この定期刊行物は、二つの異なる時期に刊行され、最初は1798年から1848年にかけて週刊誌として刊行され、一旦休刊してから復活して再び1866年から1882年まで刊行された[3]。当初の発行元は、ライプツィヒのブライトコプフ・ウント・ヘルテルで、第2期の最初の3年間も同じであったが、その後は J・ライター=ビーダーマン (J. Reiter-Biedermann) が発行していた[3]。第2期の一時には、『ライプツィガー・アルゲマイネ・ムジカリッシェ・ツァイトゥング』(Leipziger Allgemeine musikalische Zeitung) という名称を用いていた。
初期から1,000部ほどが発行されており、当時の音楽雑誌としては抜群の規模であった[4]。内容の中で大きな意味があったのは、ピアノ曲を中心とした新刊楽譜の案内であった[4]。
この雑誌には、重要な作品の素材が掲載されることも多く、ゲオルク・アウグスト・グリージンガーによるヨーゼフ・ハイドンの伝記の最初のバージョンが連載されたり、音楽学者グスタフ・ノッテボームによる記事や音楽評論家エドゥアルト・ハンスリックの批評が掲載されることもあった[3]。同誌は、著名な批評家であったE・T・A・ホフマンを編集者として雇い入れ、彼が書いたルートヴィヒ・ヴァン・ベートーヴェンの交響曲第5番についての大きな影響力をもったレヴューを掲載した。同誌には、ロベルト・シューマンやフランツ・リストも寄稿した。

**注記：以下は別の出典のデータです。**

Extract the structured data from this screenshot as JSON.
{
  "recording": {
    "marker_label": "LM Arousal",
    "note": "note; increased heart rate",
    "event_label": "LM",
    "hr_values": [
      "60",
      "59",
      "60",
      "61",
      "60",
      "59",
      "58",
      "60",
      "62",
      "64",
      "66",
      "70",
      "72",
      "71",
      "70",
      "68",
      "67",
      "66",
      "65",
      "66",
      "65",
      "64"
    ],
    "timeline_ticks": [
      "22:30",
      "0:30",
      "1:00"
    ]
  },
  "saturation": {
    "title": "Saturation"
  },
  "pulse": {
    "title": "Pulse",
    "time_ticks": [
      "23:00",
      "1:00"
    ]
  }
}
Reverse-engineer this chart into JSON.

また、同誌には、初代の編集長が手がけた、通称「ロホリッツの逸話」と呼ばれるヴォルフガング・アマデウス・モーツァルトに関する逸話の数々も掲載された。今日では、そうした逸話のロホリッツの空想によって大いに潤色された産物であると広く考えられている。(en:Biographies of Mozart、en:Mozart's compositional method を参照のこと。)

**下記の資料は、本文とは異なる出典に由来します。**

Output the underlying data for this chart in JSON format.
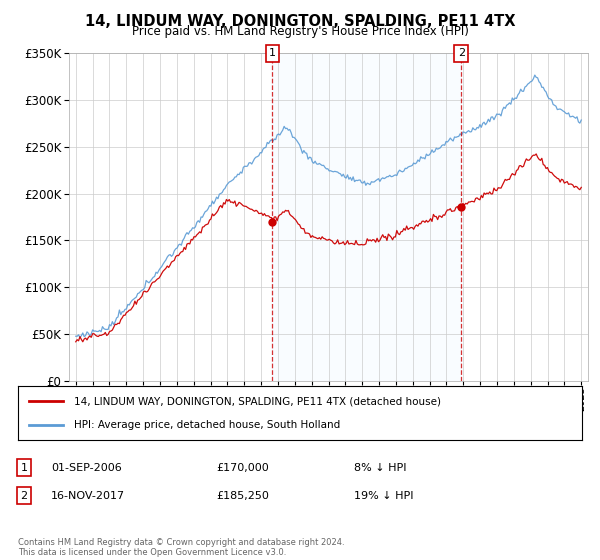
{
  "title": "14, LINDUM WAY, DONINGTON, SPALDING, PE11 4TX",
  "subtitle": "Price paid vs. HM Land Registry's House Price Index (HPI)",
  "legend_line1": "14, LINDUM WAY, DONINGTON, SPALDING, PE11 4TX (detached house)",
  "legend_line2": "HPI: Average price, detached house, South Holland",
  "annotation1_date": "01-SEP-2006",
  "annotation1_price": "£170,000",
  "annotation1_hpi": "8% ↓ HPI",
  "annotation2_date": "16-NOV-2017",
  "annotation2_price": "£185,250",
  "annotation2_hpi": "19% ↓ HPI",
  "footnote": "Contains HM Land Registry data © Crown copyright and database right 2024.\nThis data is licensed under the Open Government Licence v3.0.",
  "red_color": "#cc0000",
  "blue_color": "#5b9bd5",
  "shade_color": "#ddeeff",
  "background_color": "#ffffff",
  "grid_color": "#cccccc",
  "ylim": [
    0,
    350000
  ],
  "yticks": [
    0,
    50000,
    100000,
    150000,
    200000,
    250000,
    300000,
    350000
  ],
  "purchase1_year": 2006.67,
  "purchase1_price": 170000,
  "purchase2_year": 2017.88,
  "purchase2_price": 185250
}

『アルゲマイネ・ムジカリッシェ・ツァイトゥング』の最初の50年間の編集長は以下の通りである[2]。
『国際音楽記事総覧及び記事索引』(Répertoire international de la presse musicale, RIPM) は、二つの時期の両方について刊行されている。
なお、この『アルゲマイネ・ムジカリッシェ・ツァイトゥング』は、ベルリンで出版されていた『ベルリナー・アルゲマイネ・ムジカリッシェ・ツァイトゥング (Berliner allgemeine musikalische Zeitung)』や、ウィーンで出版されていた『ヴィエナー・アルゲマイネ・ムジカリッシェ・ツァイトゥング (Wiener allgemeine musikalische Zeitung)』とは別の出版物である。